“(…) la ausencia hay que dejarla doler lo que ella pida…”
Carmen Martín Gaite
Entre las muchas cosas a las que sigo aprendiendo a renunciar, la idea de la paternidad es una de las más dolorosas.
Hace tres días, al bajar al sótano para sacar unos trastos, encontré a mi madre de pie, frente a una estantería. Sostenía una foto en blanco y negro: la abuela Ana María, tan joven –sentada ya en la butaca donde terminaría sus días–, con mi madre recién nacida en brazos. Por la posición de la boca, parecía que cantara. Probablemente una nana en catalán.
Con la foto en la mano, hundida en sí misma, sus párpados brillaban, memoriosos. Verlo me conmovió, pero me di la vuelta enseguida. Hay cosas que regresan únicamente cuando estamos a solas.
Mientras subía la escalera, un pensamiento recorrió mi columna: algún día seré yo quien baje al sótano. Cuando mi madre muera, buscaré las fotos que mi tía tomó con su Nikon y que juntas guardaron en el álbum de la pegatina en el lomo que dice “años 89-94”. Si el tiempo natural no se disloca, ese día llegará, y esas imágenes serán la memoria más constante de mi madre.
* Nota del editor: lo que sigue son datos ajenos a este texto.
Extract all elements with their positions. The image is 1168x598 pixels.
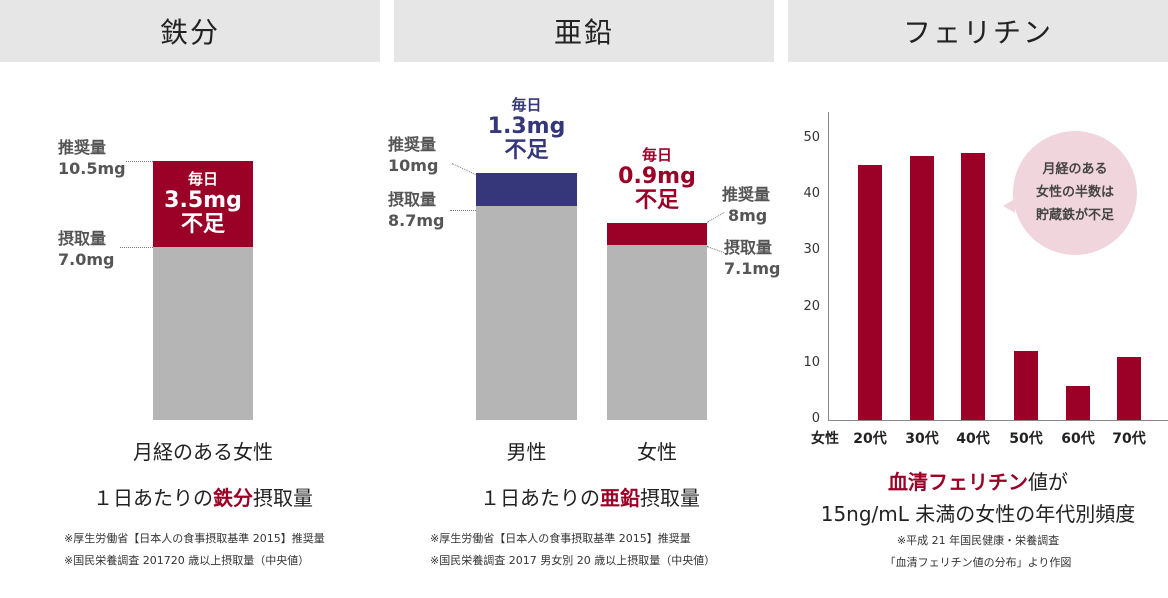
zinc-caption: １日あたりの亜鉛摂取量 (480, 486, 700, 510)
x-axis-label: 女性 (811, 431, 839, 447)
iron-group: 月経のある女性 (133, 440, 273, 464)
y-tick-label: 10 (803, 354, 820, 370)
zinc-male-group: 男性 (506, 440, 547, 464)
bar-40代 (961, 153, 985, 420)
zinc-female-intake-bar (607, 245, 707, 420)
callout-bubble: 月経のある 女性の半数は 貯蔵鉄が不足 (1003, 131, 1137, 255)
y-tick-label: 0 (811, 411, 820, 426)
zinc-male-deficit-bar (476, 173, 577, 206)
zinc-female-deficit-bar (607, 223, 707, 245)
iron-deficit-label: 毎日 3.5mg 不足 (164, 170, 242, 237)
zinc-female-intake: 摂取量 7.1mg (724, 238, 781, 278)
x-tick-label: 30代 (905, 431, 939, 447)
zinc-female-recommended: 推奨量 8mg (722, 185, 771, 225)
iron-deficit-bar (153, 161, 253, 247)
header-ferritin: フェリチン (788, 0, 1168, 62)
zinc-male-intake-bar (476, 206, 577, 420)
zinc-male-deficit-label: 毎日 1.3mg 不足 (487, 96, 566, 163)
bar-70代 (1117, 357, 1141, 420)
x-tick-label: 70代 (1112, 431, 1146, 447)
zinc-male-intake: 摂取量 8.7mg (388, 190, 445, 230)
y-tick-label: 30 (803, 242, 820, 258)
zinc-female-deficit-label: 毎日 0.9mg 不足 (618, 146, 696, 213)
iron-recommended: 推奨量 10.5mg (58, 138, 126, 178)
ferritin-caption: 血清フェリチン値が (888, 470, 1068, 494)
iron-intake-bar (153, 247, 253, 420)
zinc-note: ※厚生労働省【日本人の食事摂取基準 2015】推奨量 ※国民栄養調査 2017 男… (430, 532, 716, 567)
y-tick-label: 50 (803, 130, 820, 145)
x-tick-label: 60代 (1061, 431, 1095, 447)
bar-20代 (858, 165, 882, 420)
ferritin-caption-2: 15ng/mL 未満の女性の年代別頻度 (820, 502, 1136, 526)
header-zinc: 亜鉛 (394, 0, 774, 62)
zinc-female-group: 女性 (637, 440, 677, 464)
bar-30代 (910, 155, 934, 420)
ferritin-note: ※平成 21 年国民健康・栄養調査 「血清フェリチン値の分布」より作図 (884, 534, 1072, 569)
y-axis (828, 112, 829, 420)
iron-caption: １日あたりの鉄分摂取量 (93, 486, 313, 510)
zinc-male-recommended: 推奨量 10mg (388, 135, 439, 175)
x-tick-label: 50代 (1009, 431, 1043, 447)
x-tick-label: 40代 (956, 431, 990, 447)
x-axis (828, 420, 1168, 421)
x-tick-label: 20代 (853, 431, 887, 447)
iron-intake: 摂取量 7.0mg (58, 229, 115, 269)
iron-note: ※厚生労働省【日本人の食事摂取基準 2015】推奨量 ※国民栄養調査 201720… (64, 532, 325, 567)
header-iron: 鉄分 (0, 0, 380, 62)
y-tick-label: 20 (803, 298, 820, 314)
y-tick-label: 40 (803, 186, 820, 202)
bar-50代 (1014, 351, 1038, 420)
bar-60代 (1066, 385, 1090, 420)
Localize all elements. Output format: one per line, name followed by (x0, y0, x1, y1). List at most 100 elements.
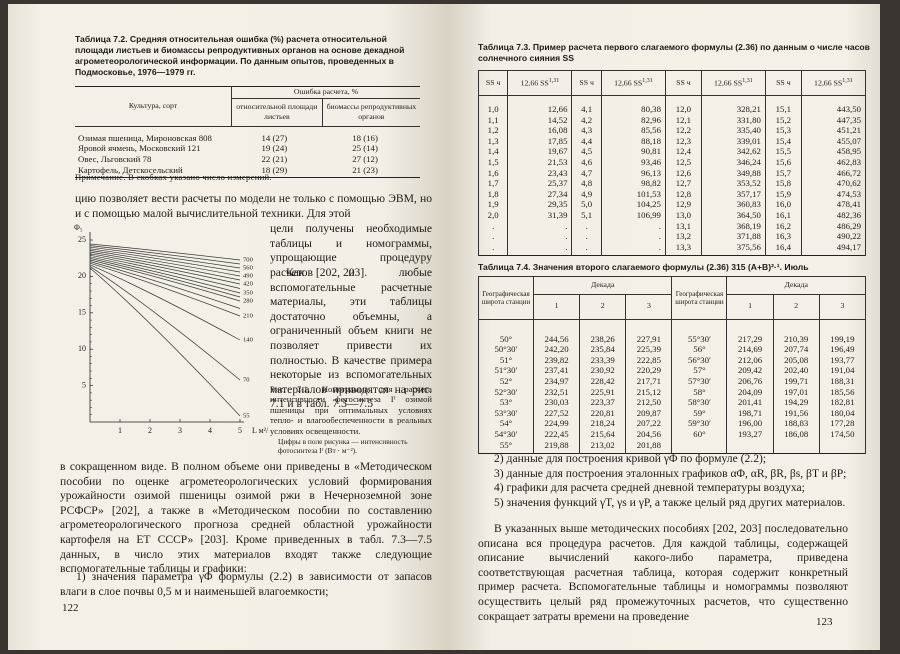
table-cell: . (507, 241, 573, 256)
table-cell: . (571, 220, 602, 232)
table-cell: 21 (23) (352, 164, 378, 175)
table-cell: 218,24 (579, 418, 627, 429)
header-cell: Культура, сорт (75, 86, 232, 127)
table-row: 52° 234,97 228,42 217,71 57°30′ 206,76 199,71 1… (478, 375, 867, 387)
table-cell: 1,1 (477, 114, 509, 126)
table-cell: 193,27 (726, 428, 774, 440)
table-cell: 50° (478, 319, 534, 345)
table-cell: 101,53 (600, 188, 666, 200)
table-cell: 58°30′ (671, 397, 728, 408)
table-cell (818, 439, 867, 454)
table-wrap: SS ч 12,66 SS1,31 SS ч 12,66 SS1,31 SS ч 12,6… (477, 70, 867, 257)
table-cell: 12,3 (664, 135, 702, 147)
table-cell: 15,6 (764, 156, 802, 168)
table-cell: 197,01 (772, 386, 820, 398)
table-cell: 5,0 (571, 199, 602, 210)
table-cell: 18 (16) (352, 132, 378, 143)
table-cell: 1,4 (477, 146, 509, 157)
paragraph: в сокращенном виде. В полном объеме они … (60, 460, 432, 576)
table-cell: 224,99 (532, 418, 581, 429)
curve-label: 700 (243, 257, 254, 264)
header-superscript: 1,31 (842, 78, 853, 85)
table-cell: 16,2 (764, 220, 802, 232)
x-tick-label: 5 (238, 426, 242, 435)
table-cell: 4,1 (571, 95, 602, 115)
table-cell: 58° (671, 386, 728, 398)
table-cell: 12,66 (507, 95, 573, 115)
table-cell: 371,88 (700, 231, 766, 242)
table-cell: 53°30′ (478, 407, 534, 419)
table-cell: 225,91 (579, 386, 627, 398)
header-cell: Географическая широта станции (478, 276, 534, 320)
table: Культура, сорт Ошибка расчета, % относител… (75, 86, 420, 179)
curve (89, 250, 241, 277)
table-cell: 222,85 (625, 354, 673, 366)
table-cell: 1,0 (477, 95, 509, 115)
table-cell: 375,56 (700, 241, 766, 256)
x-tick-label: 4 (208, 426, 212, 435)
table-cell: 230,03 (532, 397, 581, 408)
header-text: 12,66 SS (714, 79, 743, 88)
y-tick-label: 10 (78, 344, 86, 353)
header-text: 12,66 SS (614, 79, 643, 88)
header-row: относительной площади листьев биомассы ре… (75, 98, 420, 127)
table-cell: 214,69 (726, 344, 774, 355)
table-cell: 199,19 (818, 319, 867, 345)
table-cell: . (600, 241, 666, 256)
paragraph: цию позволяет вести расчеты по модели не… (75, 192, 432, 220)
table-cell: 15,3 (764, 125, 802, 136)
table-row: Овес, Льговский 78 22 (21) 27 (12) (75, 154, 420, 165)
curve-label: 490 (243, 273, 254, 280)
table-cell: 15,9 (764, 188, 802, 200)
header-cell: Декада (726, 276, 866, 295)
table-cell: 12,6 (664, 167, 702, 179)
table-cell: 13,3 (664, 241, 702, 256)
header-cell: SS ч (477, 70, 509, 96)
table-cell: . (571, 231, 602, 242)
table-cell: 50°30′ (478, 344, 534, 355)
header-cell: SS ч (764, 70, 802, 96)
table-cell: Овес, Льговский 78 (78, 153, 152, 164)
table-cell: 31,39 (507, 209, 573, 221)
paragraph: Как и любые вспомогательные расчетные ма… (270, 266, 432, 411)
table-cell: 209,42 (726, 365, 774, 376)
header-row: Культура, сорт Ошибка расчета, % (75, 86, 420, 127)
header-cell: Ошибка расчета, % (231, 86, 420, 99)
table-cell: 23,43 (507, 167, 573, 179)
x-tick-label: 3 (178, 426, 182, 435)
table-cell: 227,91 (625, 319, 673, 345)
table-row: 53°30′ 227,52 220,81 209,87 59° 198,71 191,56 1… (478, 407, 867, 419)
table-cell: 235,84 (579, 344, 627, 355)
table-cell: 106,99 (600, 209, 666, 221)
header-cell: Географическая широта станции (671, 276, 728, 320)
header-cell: SS ч (664, 70, 702, 96)
table-cell: Яровой ячмень, Московский 121 (78, 143, 201, 154)
table-cell: 201,88 (625, 439, 673, 454)
table-cell: 4,4 (571, 135, 602, 147)
table-row: 1,6 23,43 4,7 96,13 12,6 349,88 15,7 466,72 (477, 167, 867, 179)
table-cell: 1,5 (477, 156, 509, 168)
table-row: 50° 244,56 238,26 227,91 55°30′ 217,29 210,39 1… (478, 319, 867, 345)
table-note: Примечание. В скобках указано число изме… (75, 172, 272, 182)
table-cell: 204,09 (726, 386, 774, 398)
table-cell: 206,76 (726, 375, 774, 387)
table-cell: 191,56 (772, 407, 820, 419)
curve (89, 258, 241, 298)
table-cell: 96,13 (600, 167, 666, 179)
table-cell: 201,41 (726, 397, 774, 408)
table-caption: Таблица 7.2. Средняя относительная ошибк… (75, 34, 405, 77)
right-page: Таблица 7.3. Пример расчета первого слаг… (448, 4, 880, 650)
table-cell: 4,5 (571, 146, 602, 157)
table-cell: 13,0 (664, 209, 702, 221)
table-cell: 222,45 (532, 428, 581, 440)
table-row: 1,2 16,08 4,3 85,56 12,2 335,40 15,3 451,21 (477, 125, 867, 136)
table-cell: 207,74 (772, 344, 820, 355)
table-cell: 19,67 (507, 146, 573, 157)
table-cell: 212,06 (726, 354, 774, 366)
table-row: 55° 219,88 213,02 201,88 (478, 439, 867, 454)
table-row: 1,9 29,35 5,0 104,25 12,9 360,83 16,0 478,41 (477, 199, 867, 210)
table-cell: 196,49 (818, 344, 867, 355)
table-cell: 16,0 (764, 199, 802, 210)
table: SS ч 12,66 SS1,31 SS ч 12,66 SS1,31 SS ч 12,6… (477, 70, 867, 257)
curve-label: 70 (243, 377, 250, 384)
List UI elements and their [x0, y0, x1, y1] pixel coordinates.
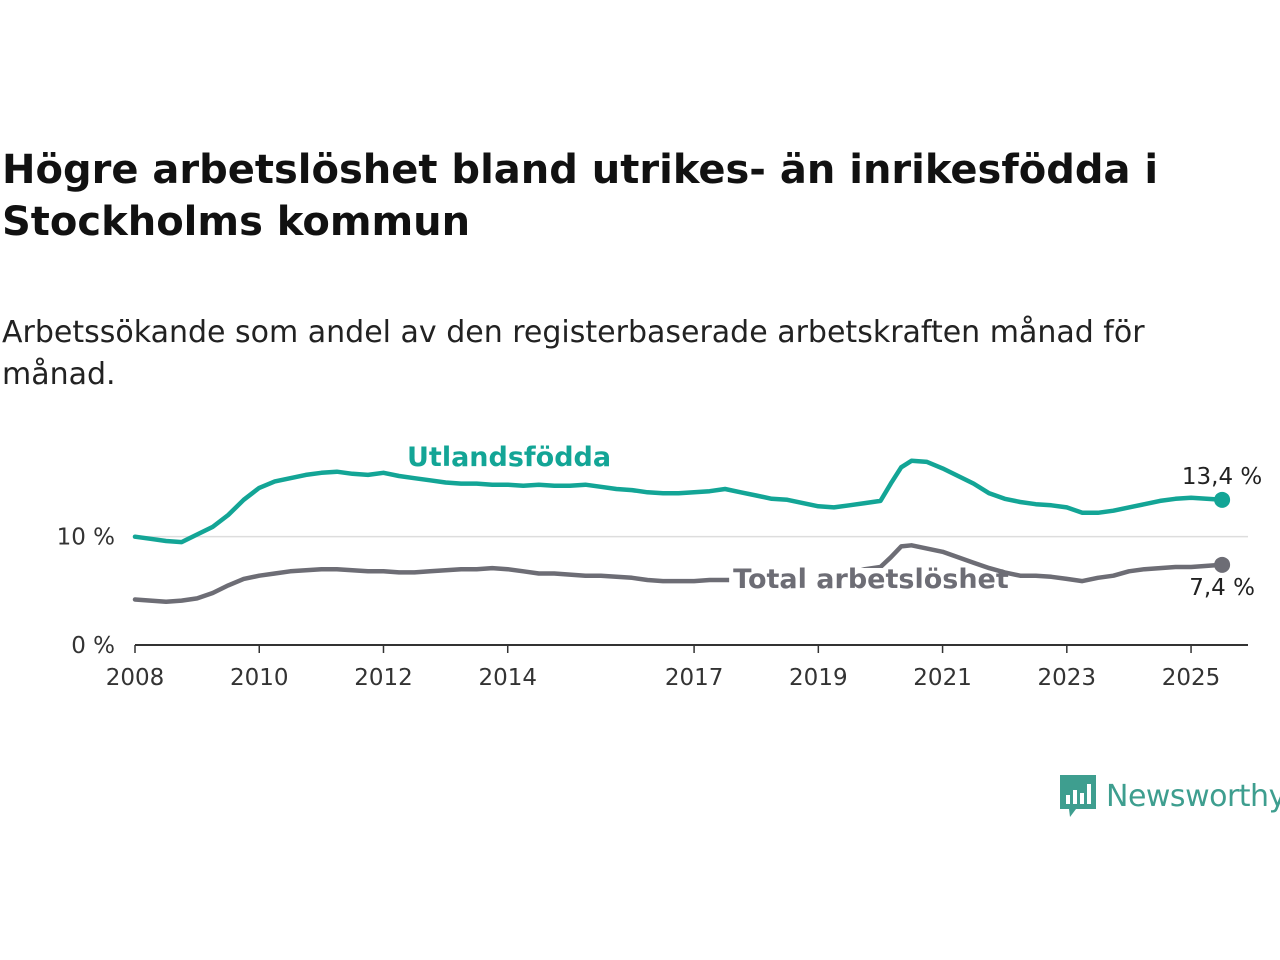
- chart-subtitle: Arbetssökande som andel av den registerb…: [2, 315, 1145, 392]
- x-tick-label: 2025: [1162, 665, 1221, 691]
- x-tick-label: 2019: [789, 665, 848, 691]
- brand-name: Newsworthy: [1106, 778, 1280, 814]
- newsworthy-logo-icon: [1060, 775, 1096, 817]
- series-end-point: [1214, 491, 1231, 508]
- x-tick-label: 2008: [106, 665, 165, 691]
- x-tick-label: 2021: [913, 665, 972, 691]
- line-chart: 0 % 10 % 2008 2010 2012 2014 2017 2019 2021 2023 2…: [57, 442, 1263, 691]
- x-tick-label: 2010: [230, 665, 289, 691]
- series-label-halo: [403, 446, 594, 474]
- chart-title: Högre arbetslöshet bland utrikes- än inr…: [2, 147, 1159, 245]
- x-tick-label: 2012: [354, 665, 413, 691]
- x-tick-label: 2017: [665, 665, 724, 691]
- axis-layer: 0 % 10 % 2008 2010 2012 2014 2017 2019 2021 2023 2…: [57, 525, 1248, 691]
- series-end-value-label: 13,4 %: [1182, 464, 1262, 490]
- label-layer: Utlandsfödda 13,4 % Total arbetslöshet 7,4 …: [403, 442, 1262, 601]
- series-label-halo: [729, 568, 978, 596]
- x-tick-label: 2023: [1038, 665, 1097, 691]
- x-tick-label: 2014: [478, 665, 537, 691]
- series-end-value-label: 7,4 %: [1189, 575, 1255, 601]
- series-label: Utlandsfödda: [407, 442, 611, 473]
- y-tick-label: 10 %: [57, 525, 115, 551]
- brand-logo: Newsworthy: [1058, 772, 1280, 820]
- y-tick-label: 0 %: [71, 633, 115, 659]
- series-layer: [132, 458, 1231, 604]
- series-line: [132, 543, 1225, 604]
- series-line: [132, 458, 1225, 545]
- series-label: Total arbetslöshet: [733, 564, 1009, 595]
- series-end-point: [1214, 556, 1231, 573]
Este pensamiento siguió creciendo hacia abajo como una raíz, de tal forma que, frente a ese estante, con mamá muerta, sosteniendo la fotografía en la que me da de comer en el patio de la abuela en el 93, vi que nadie más aparecía. A mis espaldas, no había un hijo que me sorprendiera mirando una imagen de mi madre conmigo. Un hijo al que llevar a la escuela de la mano; uno para el que pelar una granada, al que limpiar las manchas con un trapo húmedo o que me maldiga. Ninguno con el que alisar la tierra y pintar un pájaro en ella. Tampoco preguntas que desabrochen al mundo. Al fin, ningún hijo que siguiera mi rastro con sus piernas menudas.
Conforme llegaba al último escalón, todas estas imágenes me volvieron el cuerpo más blando, sin resistencias. Había en mí una serenidad extraña, como si el temor hubiese perdido los colmillos y se recostará dentro de mí. Entorné la puerta.
*
Hoy, el sol entra con tanta fuerza en el sótano que lo agranda. Todo está en orden, huele a líquido multiusos, y Guchito, el gato de mi madre, olfatea el aire con recelo. Arriba, en el salón, ella mira el televisor en su sofá. Ha tenido una de sus recaídas, pero está mejor. Cambia del concurso al tenis, del tenis al Comisario Montalbán. Sobre sus piernas, la tablet con el Candy Crush abierto.
Al sentarme a su lado, me ofrece una Kodak analógica que yo usaba de niño. Dice que ha estado guardada en su funda todo este tiempo, y que le ha puesto pilas y un carrete nuevo. La cojo y miro por el visor. Primero el salón; las máscaras de Sargadelos colgadas en la pared de gotelé, las fotos de mi comunión, los VHS que me grabó la abuela, el tronco de Brasil. Luego, mamá. Tiene las mejillas rojitas rojitas. Como movida por un resorte, trata de avivarse el pelo, sonríe sin abrir los labios; le cuesta porque dice que tiene los dientes cada vez más desgastados.
Deslizo la rueda dentada hasta el final y giro la cámara hacia nosotros. Apoyo la cabeza en su hombro, estiro el brazo, intento encuadrar. Luego aprieto el botón. No suena el clic. Lo intento, pero no. Mamá se ríe; achica los ojos, dobla el cuello hacia atrás. La boca bien abierta. No tengo ninguna foto de ella así. El botón está encasquillado. No importa. Parece que renunciar no consiste en perder, sino en archivar en otro lugar de la memoria.